Grey Lit: Lessons from California’s Health Reform Efforts for the National Debate - Len M. Nichols with Peter Harbage and Leif Wellington Haase

Summary:

In January 2007, Governor Arnold Schwarzenegger unveiled a comprehensive health care plan that aimed to provide quality, affordable health insurance to all Californians. Based on individual responsibility, the plan focused on prevention and wellness and emphasized a shared responsibility approach to financing.

After almost a year of negotiations between Governor Schwarzenegger and Democratic legislative leaders, compromise legislation with a framework and goals similar to the governor’s original proposal passed the State Assembly with a large majority. This compromise legislation, however, was later rejected by the California Senate’s Health committee.

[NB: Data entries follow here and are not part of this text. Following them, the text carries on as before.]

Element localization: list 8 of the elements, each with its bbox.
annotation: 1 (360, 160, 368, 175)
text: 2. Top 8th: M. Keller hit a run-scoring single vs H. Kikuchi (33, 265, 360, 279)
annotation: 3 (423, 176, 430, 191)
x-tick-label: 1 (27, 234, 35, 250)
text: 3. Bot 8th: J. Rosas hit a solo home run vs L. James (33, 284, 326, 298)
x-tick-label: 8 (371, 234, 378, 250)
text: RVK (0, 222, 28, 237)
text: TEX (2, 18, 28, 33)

The effort to reform California’s health care system faced several obstacles unique to the state. Californians seeking reform had a very narrow margin of error within a complex set of legislative, political, and demographic challenges. Health reform proponents also encountered several systemic roadblocks regarding affordability and sustainability common to health care reform proposals generally.

Nonetheless, the bipartisan spirit displayed by Governor Schwarzenegger and Assembly Speaker Núñez showed that Republicans and Democrats can work together to solve our nation’s challenging health care crisis and proved that lawmakers can reach consensus without compromising core values. This bipartisan effort to cover all Californians united a broad coalition of advocates representing citizens, patients, workers, employers large and small, hospitals, insurers, and politicians.

While comprehensive health reform legislation was never signed into law, efforts to reform California’s health system produced a number of lessons for the national health care debate and other states seeking to institute reforms. Among the most important: leadership matters, broad coalitions can be built and maintained, and the issues of affordability for families and sustainability for taxpayers must be satisfactorily addressed.

“Lessons from California’s Health Reform Efforts for the National Debate,” New America Foundation (March 2008), with Peter Harbage and Leif Wellington Haase.